DEVA DEĞİL IMF SÖZCÜSÜ

Diğer yandan yıllarca ekonomiden sorumlu bakan olan Ali Babacan'ın partisi DEVA da piyasalardaki gelişmeler üzerine on maddelik çözüm önerisi sundu. Babacan'ın borçlanma ekonomisine hizmet eden karnesini daha önce siz bu sayfalarda açıklamıştık. Babacan'ın adı DEVA olan partisinin sunduğu on öneriye bakıldığında “Bir Türk partisi değil adeta IMF konuşuyor” dedik. Gelin o önerilerdeki kritik unsurlara bakalım: “Türkiye Cumhuriyeti Merkez Bankası, elindeki tüm araçları enflasyon hedeflemesi, dalgalı kur ve serbest sermaye hareketleri anlayışına uygun, bağımsız ve etkin bir biçimde kullanmalıdır.” Aydınlık okurları “Enflasyon hedeflemesinin” anlamını iyi bilir. Derviş politikarıyla Türkiye'de kural haline getirilmiş bir IMF dayatmasıdır. Emekçi sınıfların ücretlerinin baskılanması esastır. Serbest sermaye hareketleri “sıcak para istediği gibi girsin, çıksın” demektir. Bugün en liberal ekonomi ABD’de TL mevduat hesabı açamazsınız ama Türkiye'de mevduatların yüzde 50'den fazlası dövizde. Sermaye hareketleri daha ne kadar serbest olabilir!
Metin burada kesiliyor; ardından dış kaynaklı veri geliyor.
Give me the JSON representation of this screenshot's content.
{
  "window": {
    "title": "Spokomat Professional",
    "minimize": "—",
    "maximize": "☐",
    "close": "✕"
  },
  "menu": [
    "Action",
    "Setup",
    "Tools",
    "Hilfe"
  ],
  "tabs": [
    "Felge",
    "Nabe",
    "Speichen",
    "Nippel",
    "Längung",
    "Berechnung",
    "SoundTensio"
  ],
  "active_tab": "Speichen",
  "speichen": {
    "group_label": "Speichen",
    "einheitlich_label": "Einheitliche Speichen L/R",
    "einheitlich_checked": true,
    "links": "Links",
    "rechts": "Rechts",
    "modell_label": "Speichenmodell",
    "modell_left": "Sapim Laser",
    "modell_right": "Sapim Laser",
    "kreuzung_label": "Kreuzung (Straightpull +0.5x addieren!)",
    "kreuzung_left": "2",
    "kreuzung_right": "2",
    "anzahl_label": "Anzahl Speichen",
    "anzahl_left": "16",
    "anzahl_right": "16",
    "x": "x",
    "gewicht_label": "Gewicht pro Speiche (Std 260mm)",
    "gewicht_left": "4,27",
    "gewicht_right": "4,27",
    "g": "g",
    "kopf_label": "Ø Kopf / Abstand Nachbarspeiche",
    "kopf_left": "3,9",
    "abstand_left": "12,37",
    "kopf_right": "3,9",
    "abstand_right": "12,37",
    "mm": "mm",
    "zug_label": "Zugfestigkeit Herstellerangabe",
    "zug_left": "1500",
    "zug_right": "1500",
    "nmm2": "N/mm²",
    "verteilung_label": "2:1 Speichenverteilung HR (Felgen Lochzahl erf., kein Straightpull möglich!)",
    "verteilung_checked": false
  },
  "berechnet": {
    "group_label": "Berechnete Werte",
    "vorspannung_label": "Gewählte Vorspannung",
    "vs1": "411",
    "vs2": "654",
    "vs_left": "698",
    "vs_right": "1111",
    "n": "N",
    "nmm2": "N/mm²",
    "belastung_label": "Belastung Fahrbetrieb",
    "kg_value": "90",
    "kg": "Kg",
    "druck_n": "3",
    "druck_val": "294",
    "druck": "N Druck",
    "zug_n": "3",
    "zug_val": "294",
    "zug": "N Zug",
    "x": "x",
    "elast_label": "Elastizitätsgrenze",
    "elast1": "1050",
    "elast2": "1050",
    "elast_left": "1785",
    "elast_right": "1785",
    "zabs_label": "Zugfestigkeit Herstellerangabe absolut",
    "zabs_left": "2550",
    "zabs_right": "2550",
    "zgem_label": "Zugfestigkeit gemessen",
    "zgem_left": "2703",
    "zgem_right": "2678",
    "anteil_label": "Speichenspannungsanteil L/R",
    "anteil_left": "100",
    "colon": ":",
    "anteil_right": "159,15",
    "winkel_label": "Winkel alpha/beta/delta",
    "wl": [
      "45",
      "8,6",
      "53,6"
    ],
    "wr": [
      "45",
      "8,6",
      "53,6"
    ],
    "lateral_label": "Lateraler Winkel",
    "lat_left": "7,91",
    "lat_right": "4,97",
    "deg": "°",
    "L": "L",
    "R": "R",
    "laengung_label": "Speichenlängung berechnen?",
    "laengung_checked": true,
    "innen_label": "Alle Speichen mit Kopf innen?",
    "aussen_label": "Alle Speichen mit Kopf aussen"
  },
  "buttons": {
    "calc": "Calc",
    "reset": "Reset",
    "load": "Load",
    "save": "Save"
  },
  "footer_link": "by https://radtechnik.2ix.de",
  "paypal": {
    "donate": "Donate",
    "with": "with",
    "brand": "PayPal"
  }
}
DEVA'nın bir başka önerisi, “Merkez Bankası rezervlerini güçlendirecek her türlü dış finansman imkanını değerlendirme konusunda azami çaba gösterilmelidir.” Bu nedir? “Merkez Bankası Amerikan doları tutsun, ABD'nin açıklarını fonlasın, bunun için de kendini paralasın” demektir.

'MALİ KURAL' DEMEDEN EDEMİYOR

Babacan'ın bir diğer önerisi: “Bütçe disiplinini sağlayacak mali kural hayata geçirilmelidir. Bütçe birliği, bütünlüğü ve disiplini yeniden tesis edilmelidir. Varlık Fonu gibi şeffaflıktan uzak uygulamalara son verilmelidir.” Yani, devletin girişimci olarak sahada yer almasını amaçlayan, ithal ikameci yatırımları fonlayan, 1930'lardaki kalkınmacı anlayışla ülkenin cari açığını azaltacak yatırımlara öncülük eden Varlık Fonu'nu kapatacak, görev yaptığı dönemde 50 milyar dolardan fazla kamu kaynağını özelleştiren eski bir bakan için yerinde bir öneri. Aynı maddedeki Mali Kural da bir IMF dayatmasıdır ve bunun Erdoğan ile Babacan'ın yollarının ayrılmasına neden olan bir unsur olduğunu Babacan TELE1’e yaptığı açıklamada belirtmişti. Babacan'ın partisinin bunlar dışındaki önerileri genel kabul gören söylemlerden oluşuyor. Ancak ideolojik anlamda yukarıda sıraladığımız ve kısaca sakıncalarını belirttiğimiz hususlar bam teli niteliğinde.